- Signed: 11 February 1972
- Location: London
- Effective: 11 March 1978
- Parties: 17

= Convention for the Conservation of Antarctic Seals =

1972 Antarctic treaty

The Convention for the Conservation of Antarctic Seals (CCAS) is part of the Antarctic Treaty System. It was signed at the conclusion of a multilateral conference in London on 11 February 1972.

== Contents ==
CCAS had the objective "to promote and achieve the protection, scientific study, and rational use of Antarctic seals, and to maintain a satisfactory balance within the ecological system of Antarctica.

CCAS forbids the killing or capture of Antarctic seals except in specific circumstances. The contracting parties of CCAS may decide the standards for killing and capture as dynamics of the seal populations change, and these decisions should be "based upon the best scientific and technical evidence available".

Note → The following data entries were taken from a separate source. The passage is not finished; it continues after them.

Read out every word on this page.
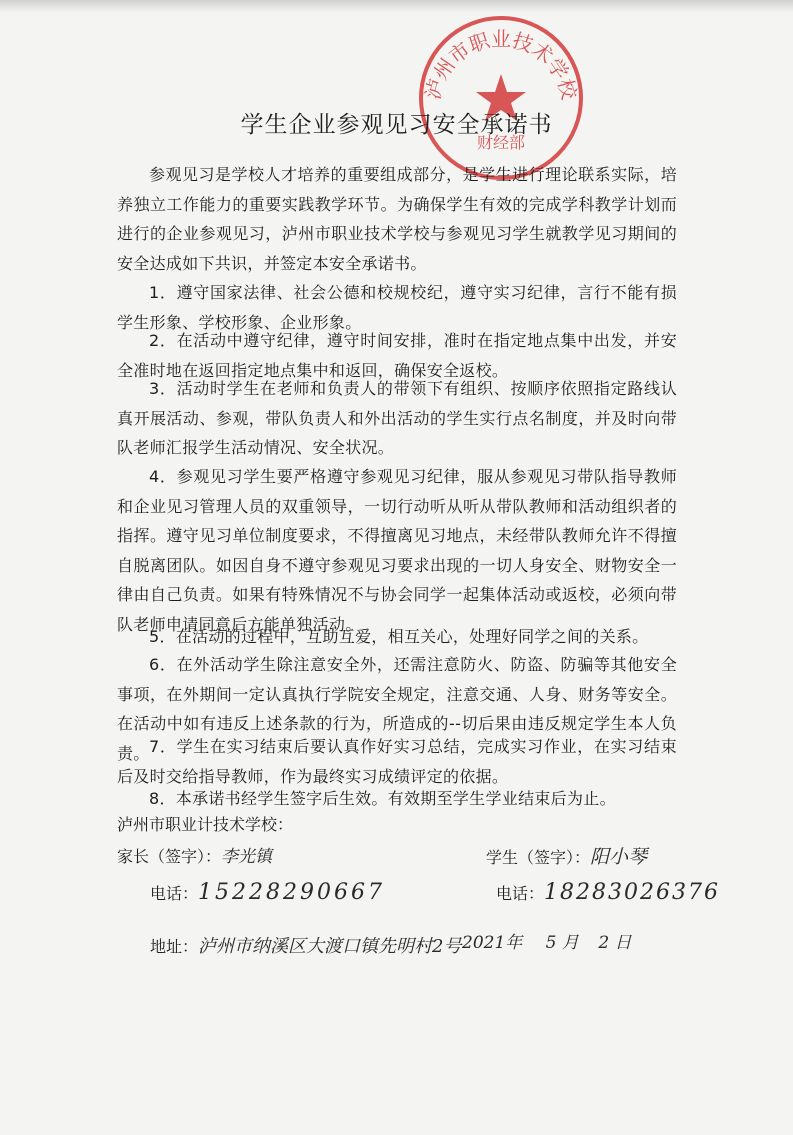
泸州市职业技术学校
财经部
学生企业参观见习安全承诺书

参观见习是学校人才培养的重要组成部分，是学生进行理论联系实际，培养独立工作能力的重要实践教学环节。为确保学生有效的完成学科教学计划而进行的企业参观见习，泸州市职业技术学校与参观见习学生就教学见习期间的安全达成如下共识，并签定本安全承诺书。

1．遵守国家法律、社会公德和校规校纪，遵守实习纪律，言行不能有损学生形象、学校形象、企业形象。

2．在活动中遵守纪律，遵守时间安排，准时在指定地点集中出发，并安全准时地在返回指定地点集中和返回，确保安全返校。

3．活动时学生在老师和负责人的带领下有组织、按顺序依照指定路线认真开展活动、参观，带队负责人和外出活动的学生实行点名制度，并及时向带队老师汇报学生活动情况、安全状况。

4．参观见习学生要严格遵守参观见习纪律，服从参观见习带队指导教师和企业见习管理人员的双重领导，一切行动听从听从带队教师和活动组织者的指挥。遵守见习单位制度要求，不得擅离见习地点，未经带队教师允许不得擅自脱离团队。如因自身不遵守参观见习要求出现的一切人身安全、财物安全一律由自己负责。如果有特殊情况不与协会同学一起集体活动或返校，必须向带队老师申请同意后方能单独活动。

5．在活动的过程中，互助互爱，相互关心，处理好同学之间的关系。

6．在外活动学生除注意安全外，还需注意防火、防盗、防骗等其他安全事项，在外期间一定认真执行学院安全规定，注意交通、人身、财务等安全。在活动中如有违反上述条款的行为，所造成的--切后果由违反规定学生本人负责。 7．学生在实习结束后要认真作好实习总结，完成实习作业，在实习结束后及时交给指导教师，作为最终实习成绩评定的依据。

8．本承诺书经学生签字后生效。有效期至学生学业结束后为止。

泸州市职业计技术学校：
家长（签字）：李光镇	学生（签字）：阳小琴
电话：15228290667	电话：18283026376
地址：泸州市纳溪区大渡口镇先明村2号 2021年 5 月 2 日
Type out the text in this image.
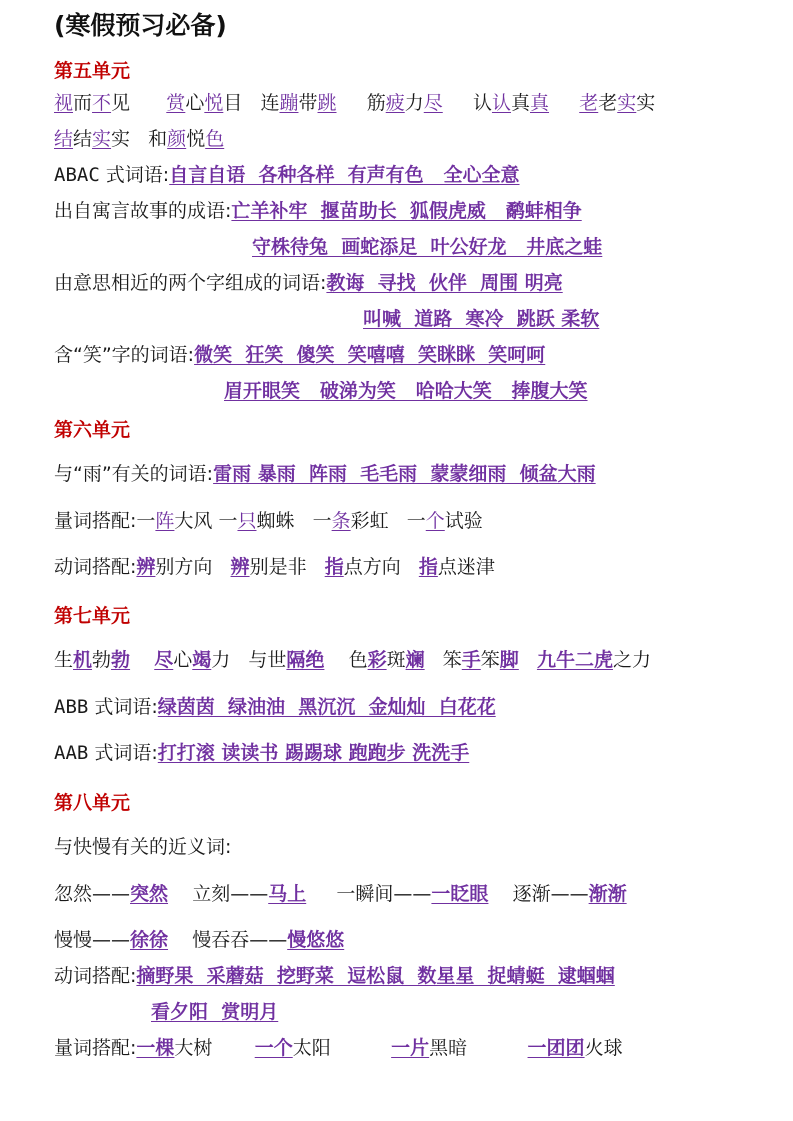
(寒假预习必备)
第五单元
第六单元
第七单元
第八单元
视而不见      赏心悦目   连蹦带跳     筋疲力尽     认认真真 老老实实
结结实实   和颜悦色
ABAC 式词语:自言自语  各种各样  有声有色   全心全意
出自寓言故事的成语:亡羊补牢  揠苗助长  狐假虎威   鹬蚌相争
守株待兔  画蛇添足  叶公好龙   井底之蛙
由意思相近的两个字组成的词语:教诲  寻找  伙伴  周围 明亮
叫喊  道路  寒冷  跳跃 柔软
含“笑”字的词语:微笑  狂笑  傻笑  笑嘻嘻  笑眯眯  笑呵呵
眉开眼笑   破涕为笑   哈哈大笑   捧腹大笑
与“雨”有关的词语:雷雨 暴雨  阵雨  毛毛雨  蒙蒙细雨  倾盆大雨
量词搭配:一阵大风 一只蜘蛛   一条彩虹   一个试验
动词搭配:辨别方向   辨别是非   指点方向   指点迷津
生机勃勃 尽心竭力   与世隔绝    色彩斑斓   笨手笨脚 九牛二虎之力
ABB 式词语:绿茵茵  绿油油  黑沉沉  金灿灿  白花花
AAB 式词语:打打滚 读读书 踢踢球 跑跑步 洗洗手
与快慢有关的近义词:
忽然——突然    立刻——马上     一瞬间——一眨眼    逐渐——渐渐
慢慢——徐徐    慢吞吞——慢悠悠
动词搭配:摘野果  采蘑菇  挖野菜  逗松鼠  数星星  捉蜻蜓  逮蝈蝈
看夕阳  赏明月
量词搭配:一棵大树       一个太阳          一片黑暗          一团团火球
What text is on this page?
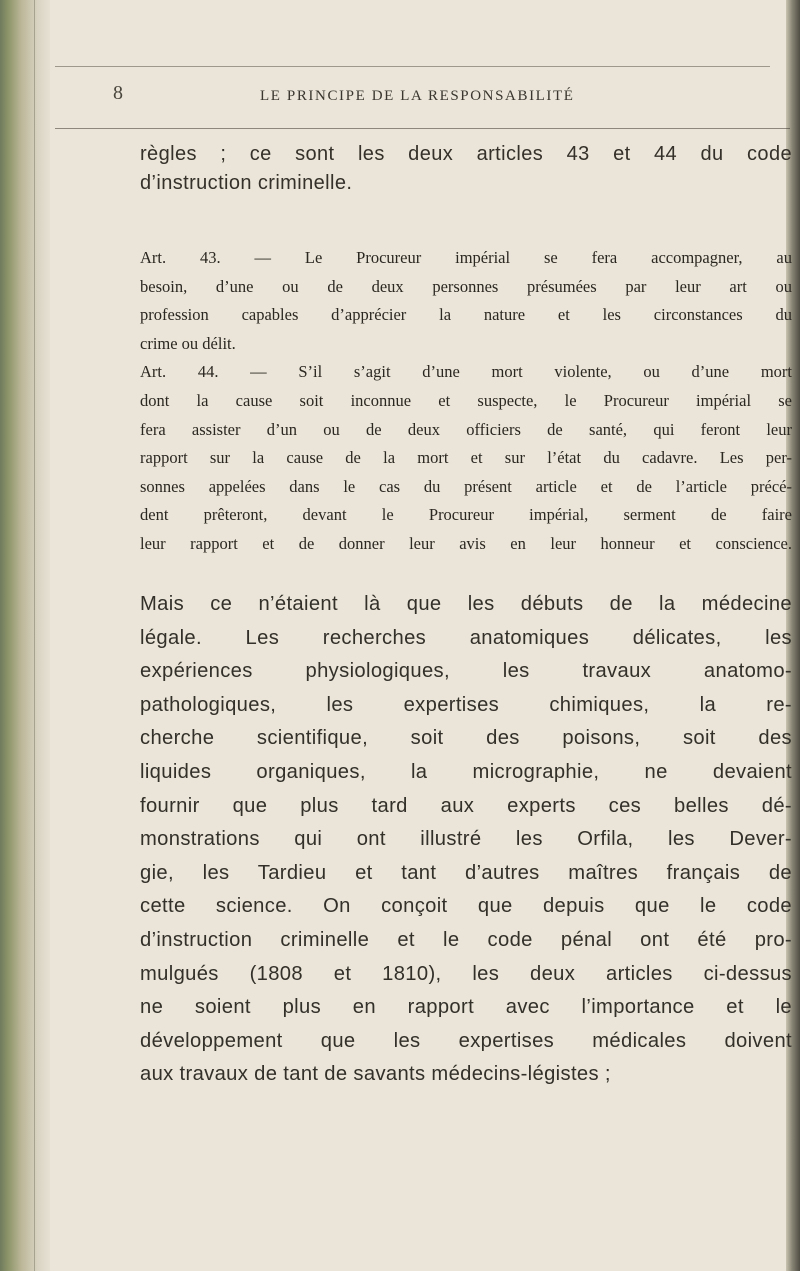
8	LE PRINCIPE DE LA RESPONSABILITÉ
règles ; ce sont les deux articles 43 et 44 du code
d’instruction criminelle.
Art. 43. — Le Procureur impérial se fera accompagner, au
besoin, d’une ou de deux personnes présumées par leur art ou
profession capables d’apprécier la nature et les circonstances du
crime ou délit.
Art. 44. — S’il s’agit d’une mort violente, ou d’une mort
dont la cause soit inconnue et suspecte, le Procureur impérial se
fera assister d’un ou de deux officiers de santé, qui feront leur
rapport sur la cause de la mort et sur l’état du cadavre. Les per-
sonnes appelées dans le cas du présent article et de l’article précé-
dent prêteront, devant le Procureur impérial, serment de faire
leur rapport et de donner leur avis en leur honneur et conscience.
Mais ce n’étaient là que les débuts de la médecine
légale. Les recherches anatomiques délicates, les
expériences physiologiques, les travaux anatomo-
pathologiques, les expertises chimiques, la re-
cherche scientifique, soit des poisons, soit des
liquides organiques, la micrographie, ne devaient
fournir que plus tard aux experts ces belles dé-
monstrations qui ont illustré les Orfila, les Dever-
gie, les Tardieu et tant d’autres maîtres français de
cette science. On conçoit que depuis que le code
d’instruction criminelle et le code pénal ont été pro-
mulgués (1808 et 1810), les deux articles ci-dessus
ne soient plus en rapport avec l’importance et le
développement que les expertises médicales doivent
aux travaux de tant de savants médecins-légistes ;
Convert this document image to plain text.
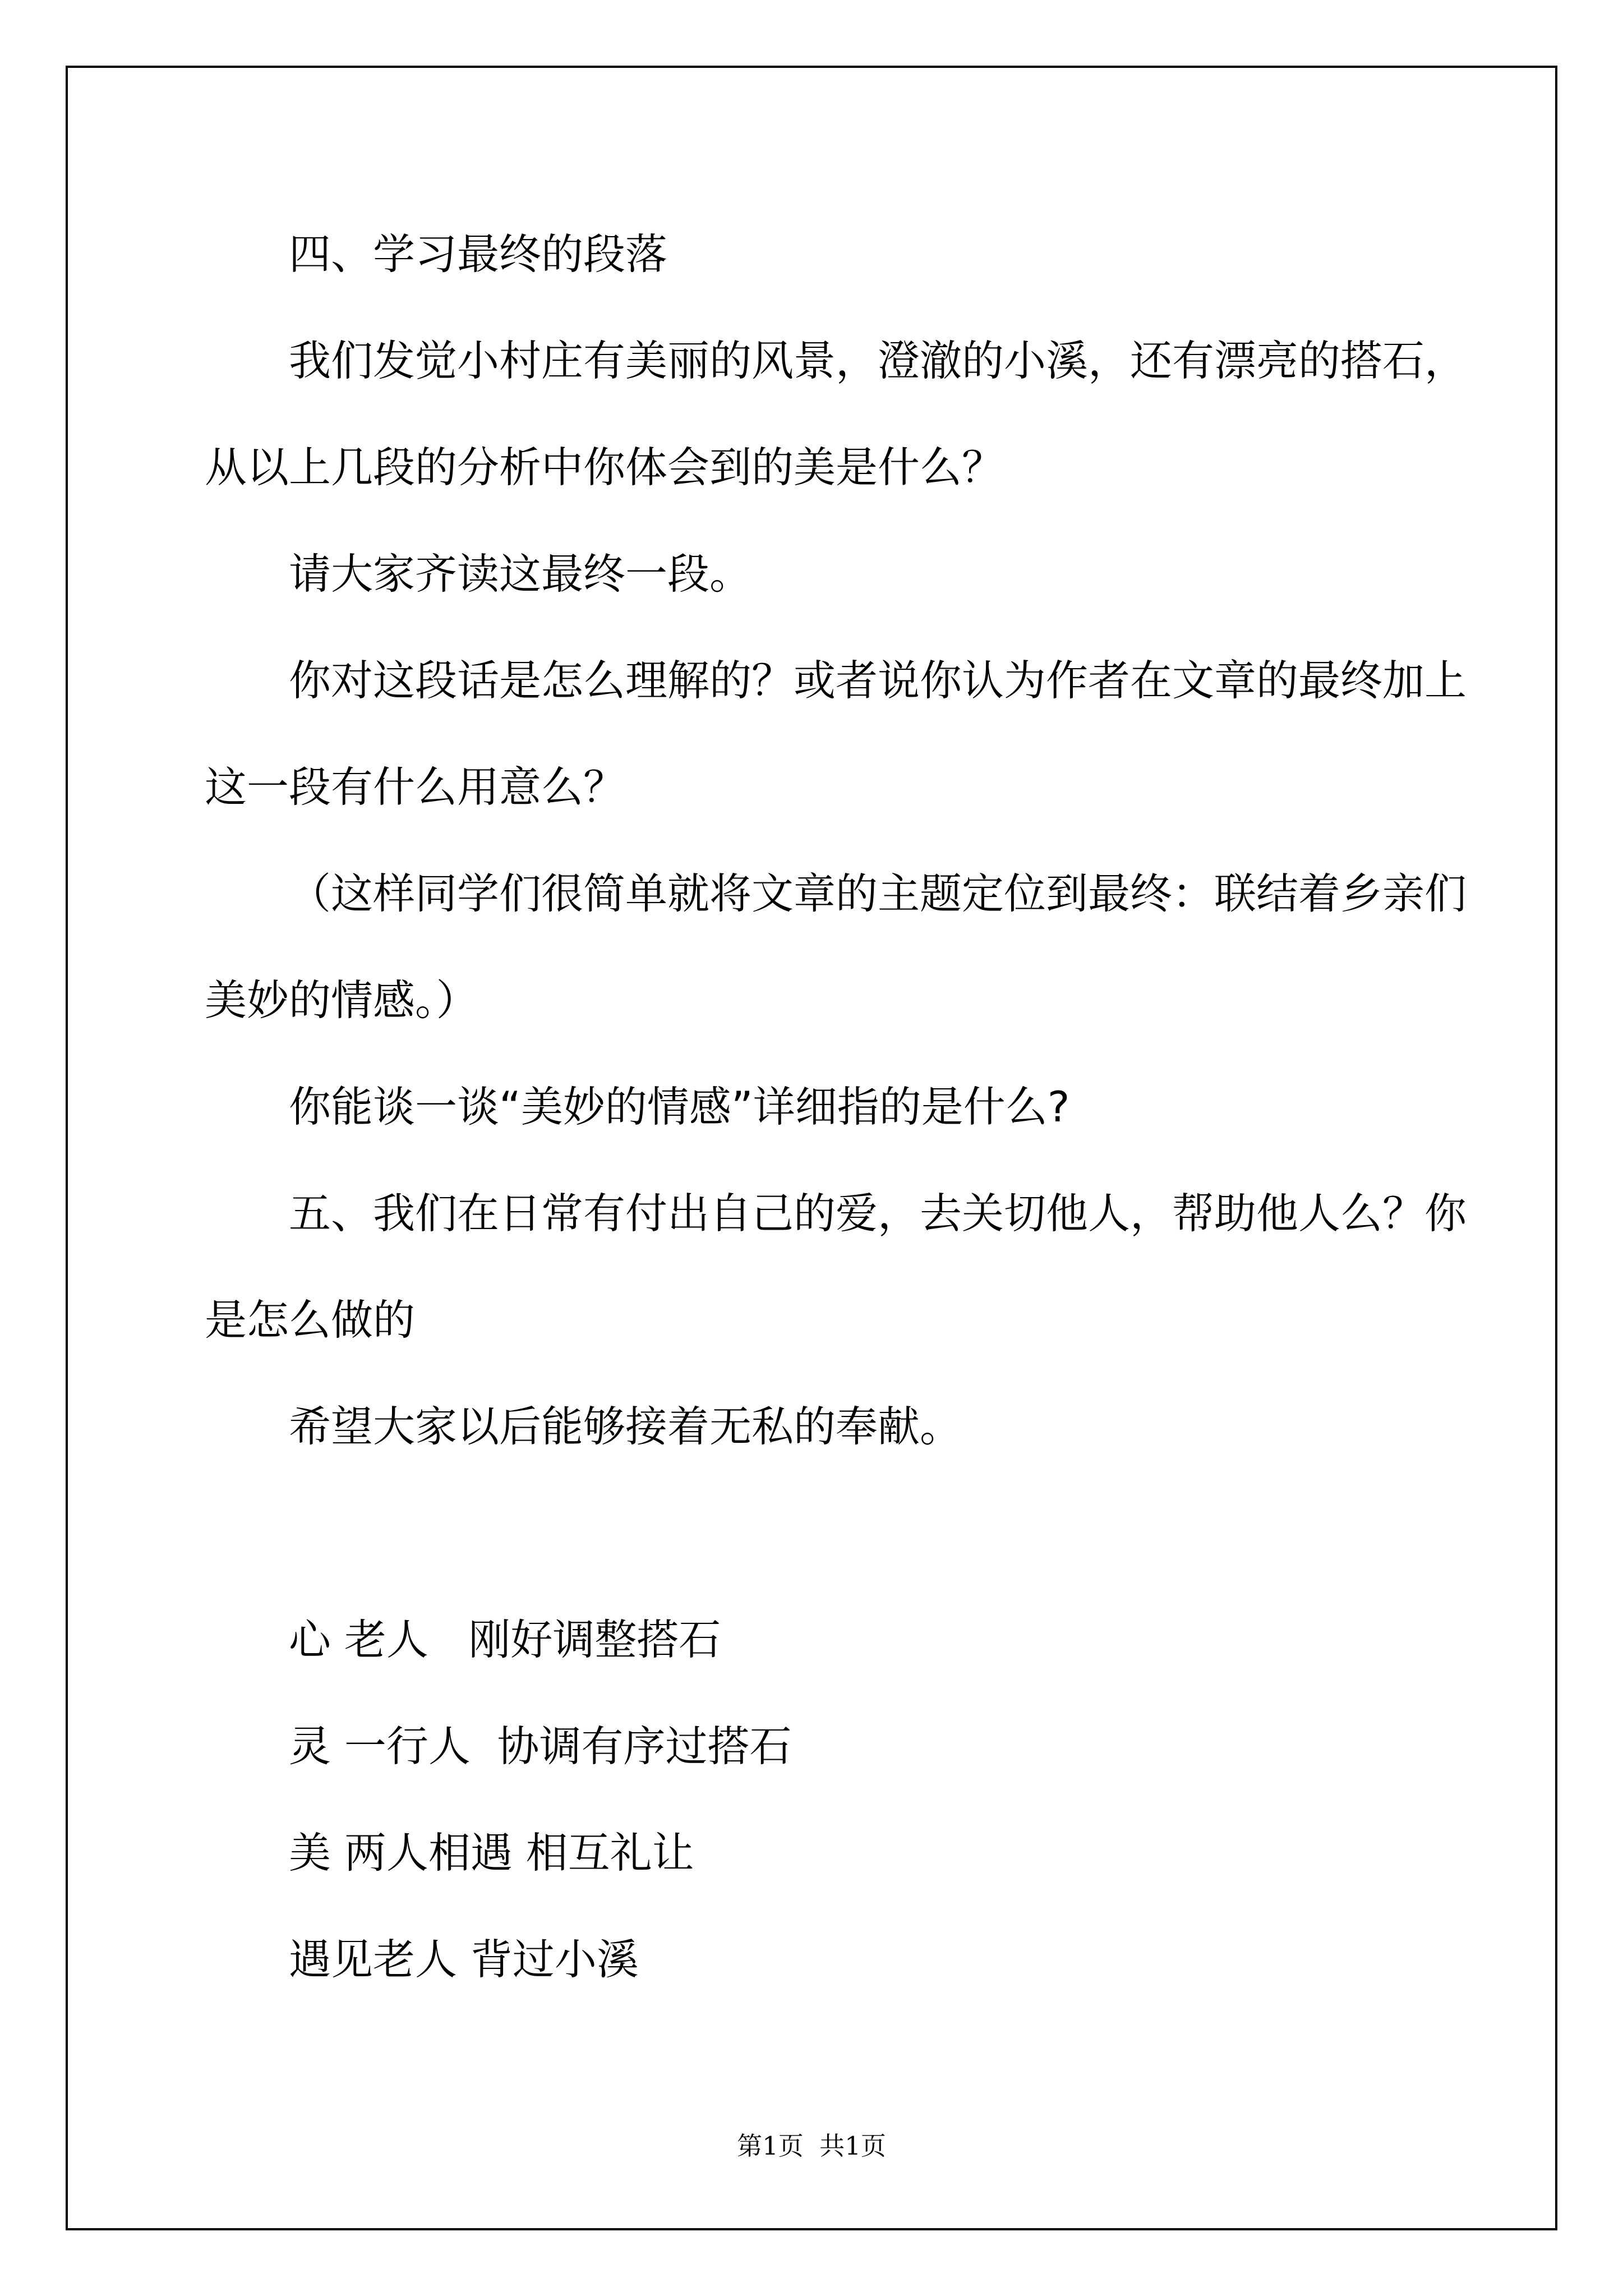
四、学习最终的段落
我们发觉小村庄有美丽的风景，澄澈的小溪，还有漂亮的搭石，
从以上几段的分析中你体会到的美是什么？
请大家齐读这最终一段。
你对这段话是怎么理解的？或者说你认为作者在文章的最终加上
这一段有什么用意么？
（这样同学们很简单就将文章的主题定位到最终：联结着乡亲们
美妙的情感。）
你能谈一谈“美妙的情感”详细指的是什么?
五、我们在日常有付出自己的爱，去关切他人，帮助他人么？你
是怎么做的
希望大家以后能够接着无私的奉献。
心 老人   刚好调整搭石
灵 一行人  协调有序过搭石
美 两人相遇 相互礼让
遇见老人 背过小溪
第1页  共1页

CCAS also mandates communication between the different countries that signed it regarding all research, hunting, and capture of seals. The scientific aspect of this communication is done through the Scientific Committee on Antarctic Research.

=== Scope ===
The geographic range of the agreement covers all seas south of 60°S latitude. It protects the following seal species:

- Mirounga leonina Southern elephant seal
- Hydrurga leptonyx Leopard seal
- Leptonychotes weddelli Weddell seal
- Lobodon carcinophagus Crabeater seal
- Ommatophoca rossi Ross seal
- Arctocephalus sp. Southern fur seals

At the time of creation, all fur seals in the Antarctic area where in the genus Arctocephalus, however since then many species formerly in that genus have been reclassified under Arctophoca with only A. pusillus remaining.

== History ==
Shortly after the discovery of Antarctica, people began hunting seals at an unsustainable rate. Many species were close to extinction before the signing of CCAS.

It was opened for ratification on 1 June 1972, and entered into force on 11 March 1978.

The 17 parties to CCAS are Argentina, Australia, Belgium, Brazil, Canada, Chile, France, Germany, Italy, Japan, Norway, Poland, Russia, South Africa, United Kingdom, and the United States. New Zealand has signed, but not ratified the convention.

The countries meet at least every five years after 1972 to review CCAS, as is mandated in Article 7.